ヨルダンのザータリ難民キャンプ。強い日差しが降り注ぎ、モハメド・ホムシさん(35)の額には汗がにじみます。モハメドさん率いるシリア人保健ボランティアは15人、キャンプ内には、全部で12の保健ボランティアチームがあります。

12万人が避難生活を送るキャンプで、感染症の集団発生を予防するため、安全な衛生習慣の徹底を呼びかける8日間のキャンペーンを行いました。

「キャンプであっても、下痢は予防できる病気だからこそ、取り組む意義があります。自分には下痢は関係ないと思っていても、いずれ、自分自身や近所の人、家族もかかってしまうのです」と、モハメドさんは言います。

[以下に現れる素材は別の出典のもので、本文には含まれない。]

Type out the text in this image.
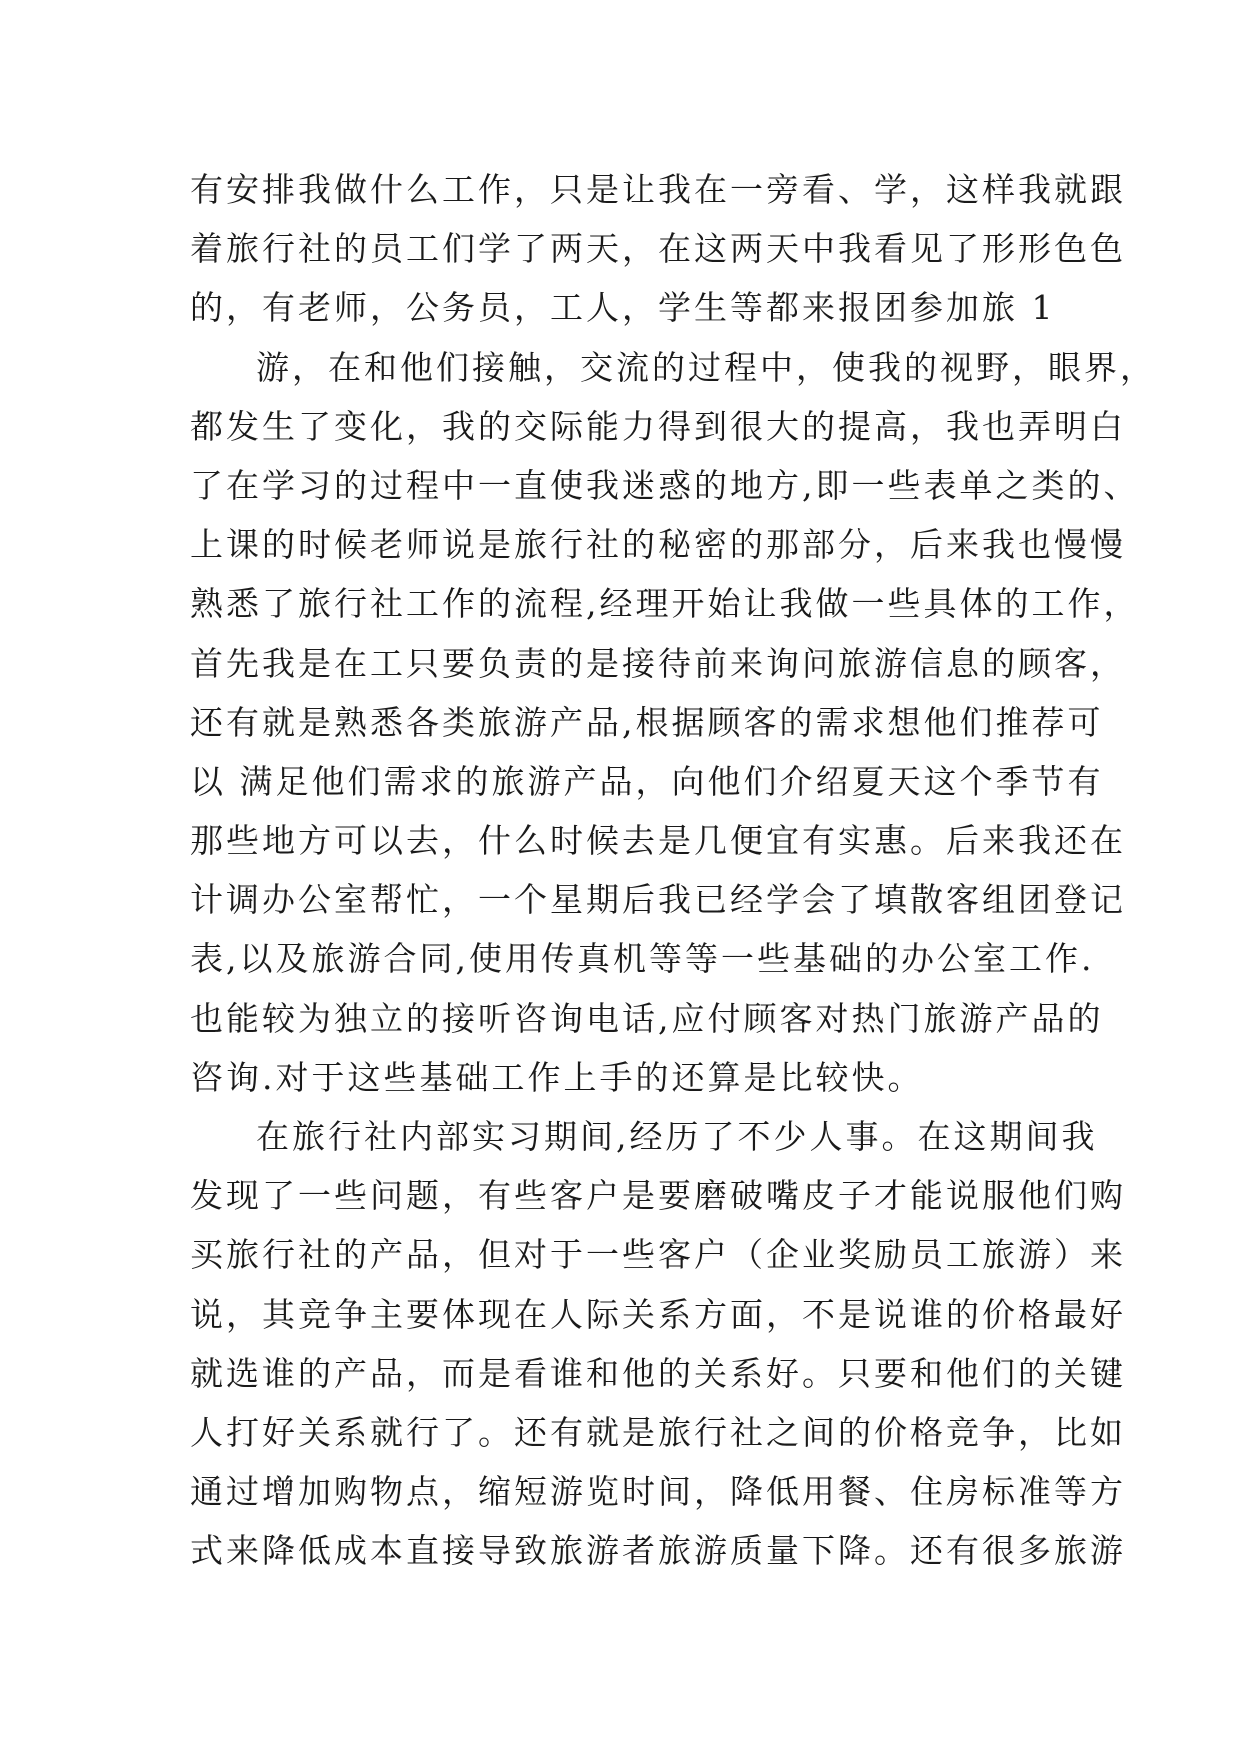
有安排我做什么工作，只是让我在一旁看、学，这样我就跟
着旅行社的员工们学了两天，在这两天中我看见了形形色色
的，有老师，公务员，工人，学生等都来报团参加旅 1
游，在和他们接触，交流的过程中，使我的视野，眼界，
都发生了变化，我的交际能力得到很大的提高，我也弄明白
了在学习的过程中一直使我迷惑的地方,即一些表单之类的、
上课的时候老师说是旅行社的秘密的那部分，后来我也慢慢
熟悉了旅行社工作的流程,经理开始让我做一些具体的工作，
首先我是在工只要负责的是接待前来询问旅游信息的顾客，
还有就是熟悉各类旅游产品,根据顾客的需求想他们推荐可
以 满足他们需求的旅游产品，向他们介绍夏天这个季节有
那些地方可以去，什么时候去是几便宜有实惠。后来我还在
计调办公室帮忙，一个星期后我已经学会了填散客组团登记
表,以及旅游合同,使用传真机等等一些基础的办公室工作.
也能较为独立的接听咨询电话,应付顾客对热门旅游产品的
咨询.对于这些基础工作上手的还算是比较快。
在旅行社内部实习期间,经历了不少人事。在这期间我
发现了一些问题，有些客户是要磨破嘴皮子才能说服他们购
买旅行社的产品，但对于一些客户（企业奖励员工旅游）来
说，其竞争主要体现在人际关系方面，不是说谁的价格最好
就选谁的产品，而是看谁和他的关系好。只要和他们的关键
人打好关系就行了。还有就是旅行社之间的价格竞争，比如
通过增加购物点，缩短游览时间，降低用餐、住房标准等方
式来降低成本直接导致旅游者旅游质量下降。还有很多旅游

状況は深刻です。夏の暑さに伴い、細菌や寄生虫が増殖しており、過密状態のキャンプでは感染症に罹りやすいのです。感染症の発生を抑制するためには、キャンプ内を衛生的に保つことが欠かせません。

■簡単な方法で守れる命

© UNICEF Video
気温上昇が続くザータリ難民キャンプでは、シリア人保健ボランティア達が衛生習慣の徹底を呼びかけている。

このキャンペーンの目的は安全な浄水網の維持や食料の衛生的な管理、手洗い、ごみの分別などを強化することです。同時に、チームは下痢の症状の患者を探し出し、経口補水塩の提供や必要に応じて診療所への紹介も行っています。

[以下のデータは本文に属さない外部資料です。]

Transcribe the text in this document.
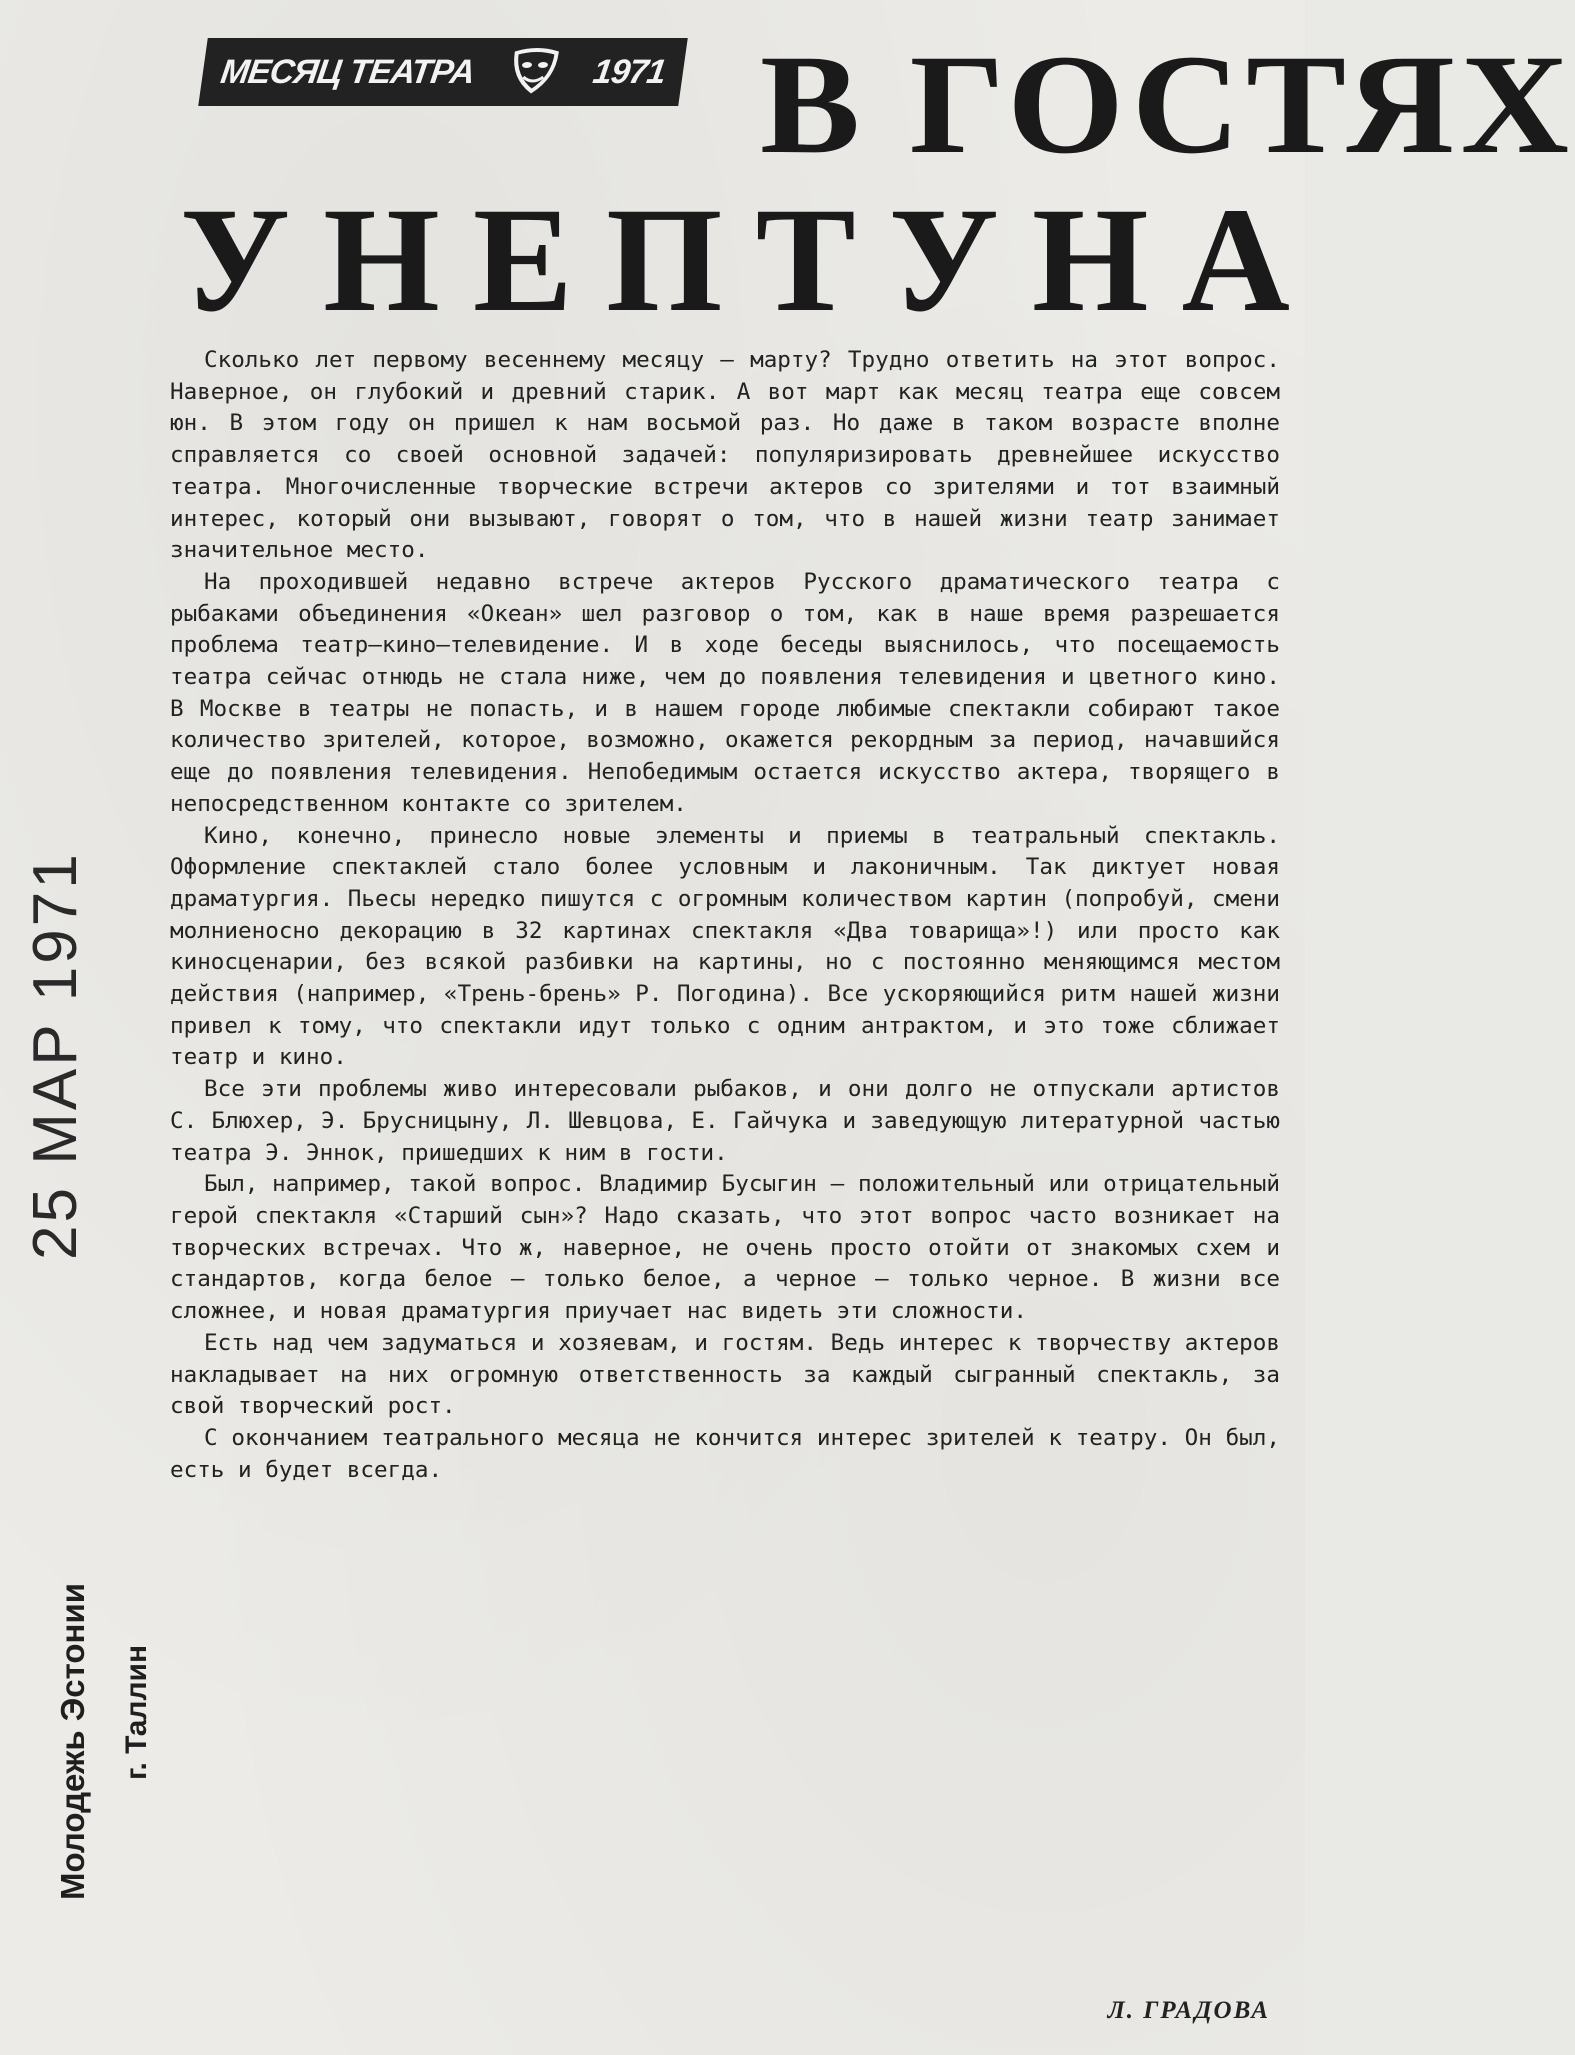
МЕСЯЦ ТЕАТРА	1971 В ГОСТЯХ
У Н Е П Т У Н А
25 МАР 1971
Молодежь Эстонии г. Таллин

Сколько лет первому весеннему месяцу — марту? Трудно ответить на этот вопрос. Наверное, он глубокий и древний старик. А вот март как месяц театра еще совсем юн. В этом году он пришел к нам восьмой раз. Но даже в таком возрасте вполне справляется со своей основной задачей: популяризировать древнейшее искусство театра. Многочисленные творческие встречи актеров со зрителями и тот взаимный интерес, который они вызывают, говорят о том, что в нашей жизни театр занимает значительное место.

На проходившей недавно встрече актеров Русского драматического театра с рыбаками объединения «Океан» шел разговор о том, как в наше время разрешается проблема театр—кино—телевидение. И в ходе беседы выяснилось, что посещаемость театра сейчас отнюдь не стала ниже, чем до появления телевидения и цветного кино. В Москве в театры не попасть, и в нашем городе любимые спектакли собирают такое количество зрителей, которое, возможно, окажется рекордным за период, начавшийся еще до появления телевидения. Непобедимым остается искусство актера, творящего в непосредственном контакте со зрителем.

Кино, конечно, принесло новые элементы и приемы в театральный спектакль. Оформление спектаклей стало более условным и лаконичным. Так диктует новая драматургия. Пьесы нередко пишутся с огромным количеством картин (попробуй, смени молниеносно декорацию в 32 картинах спектакля «Два товарища»!) или просто как киносценарии, без всякой разбивки на картины, но с постоянно меняющимся местом действия (например, «Трень-брень» Р. Погодина). Все ускоряющийся ритм нашей жизни привел к тому, что спектакли идут только с одним антрактом, и это тоже сближает театр и кино.

Все эти проблемы живо интересовали рыбаков, и они долго не отпускали артистов С. Блюхер, Э. Брусницыну, Л. Шевцова, Е. Гайчука и заведующую литературной частью театра Э. Эннок, пришедших к ним в гости.

Был, например, такой вопрос. Владимир Бусыгин — положительный или отрицательный герой спектакля «Старший сын»? Надо сказать, что этот вопрос часто возникает на творческих встречах. Что ж, наверное, не очень просто отойти от знакомых схем и стандартов, когда белое — только белое, а черное — только черное. В жизни все сложнее, и новая драматургия приучает нас видеть эти сложности.

Есть над чем задуматься и хозяевам, и гостям. Ведь интерес к творчеству актеров накладывает на них огромную ответственность за каждый сыгранный спектакль, за свой творческий рост.

С окончанием театрального месяца не кончится интерес зрителей к театру. Он был, есть и будет всегда.

Л. ГРАДОВА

ユニセフ、UNHCR、WHOや他のパートナー団体は、キャンペーンの一環で2〜4日間の研修を実施。モハメドさんや看護士、保健士、薬剤師などを含む124人のシリア難民の方が、すでにこの研修に参加しました。

人々があふれるキャンプの一角で、モハメドさんは父子向けに手洗いや調理をしてから2時間以内に飲食を終えることが重要であると伝えています。「子どもの命は、自分たちで守れるのだということを伝えなければいけません」とモハメドさんは、力強く語ります。

■地域社会を守る

キャンプ内でシリア人保健ボランティアとして働くモハメドさん。シリア人同士の絆を強く感じているといいます。「私たちはここを難民キャンプではなく、家だと考えています。ここにいるすべての子どもたちが我が子たちなのです。子どもたちに万が一のことがあれば私たちには耐え難いことなのです」と語りました。

モハメドさんはシリア南部の町ダルアー近郊で獣医研修生として勤務していました。5ヶ月前、障がいを持つ両親、妻、そして5人の子どもたちとともにシリアから逃れてきました。自身の生活が困難を極める中、モハメドさんはキャンプの状況改善のために立ち上がったのです。

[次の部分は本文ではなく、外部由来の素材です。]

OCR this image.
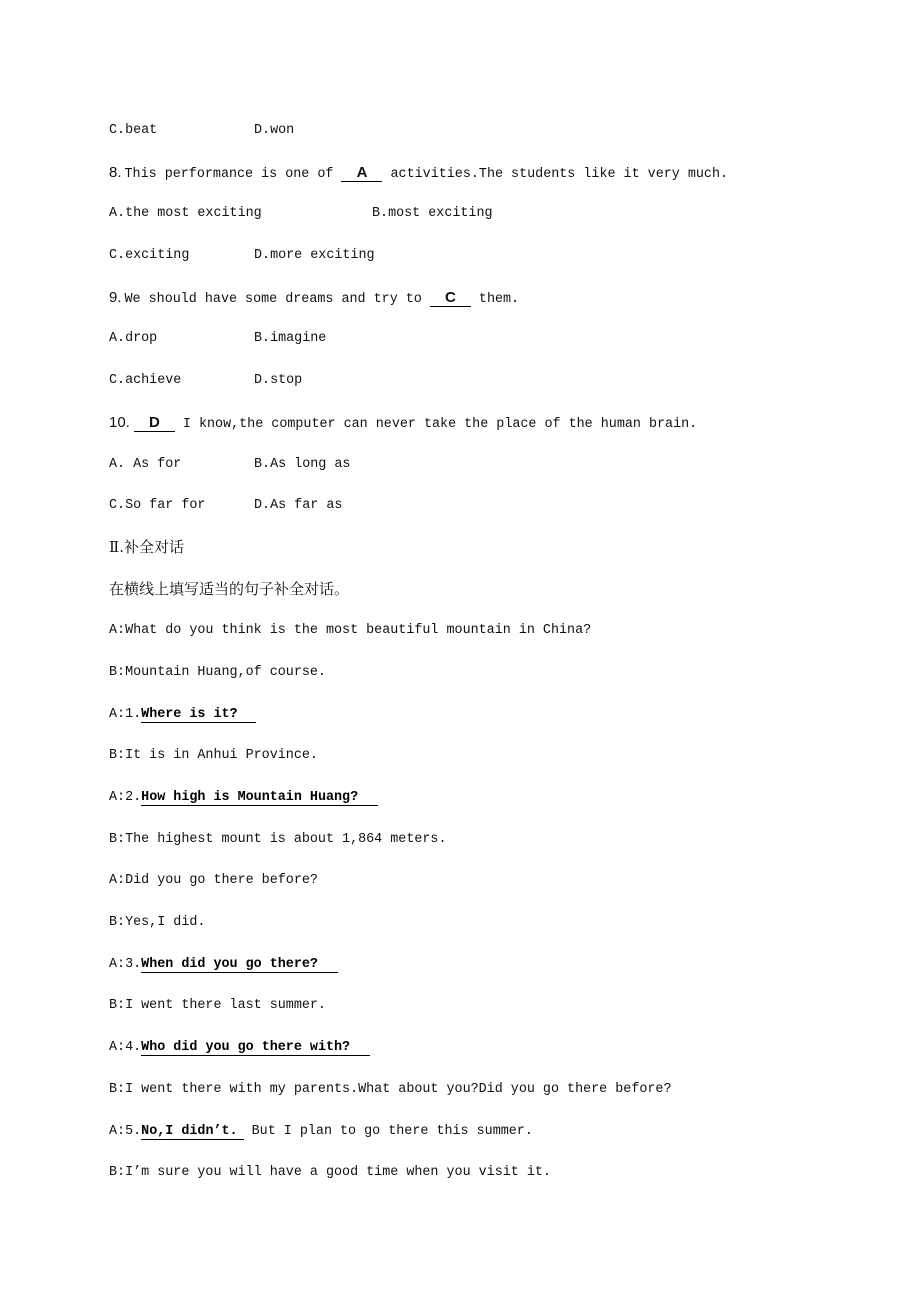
C.beat	D.won
8. This performance is one of A activities.The students like it very much.
A.the most exciting	B.most exciting
C.exciting	D.more exciting
9. We should have some dreams and try to C them.
A.drop	B.imagine
C.achieve	D.stop
10. D I know,the computer can never take the place of the human brain.
A. As for	B.As long as
C.So far for	D.As far as
Ⅱ.补全对话
在横线上填写适当的句子补全对话。
A:What do you think is the most beautiful mountain in China?
B:Mountain Huang,of course.
A:1.Where is it?
B:It is in Anhui Province.
A:2.How high is Mountain Huang?
B:The highest mount is about 1,864 meters.
A:Did you go there before?
B:Yes,I did.
A:3.When did you go there?
B:I went there last summer.
A:4.Who did you go there with?
B:I went there with my parents.What about you?Did you go there before?
A:5.No,I didn’t. But I plan to go there this summer.
B:I’m sure you will have a good time when you visit it.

訪問したテントに、下痢を患っている小さな女の子がいました。モハメドさんは、ていねいに経口補水液の作りかたを説明します。「この経口補水液を飲めば、心配はいりません」と伝えられると、家族はほっとした表情を見せました。

「どんな簡単な病気も、子どもたちにとっては命を脅かす存在です。しかし、簡単な方法で子どもたちの命を予防できる病気から守ることが出来るのです」とモハメドさんはいいます。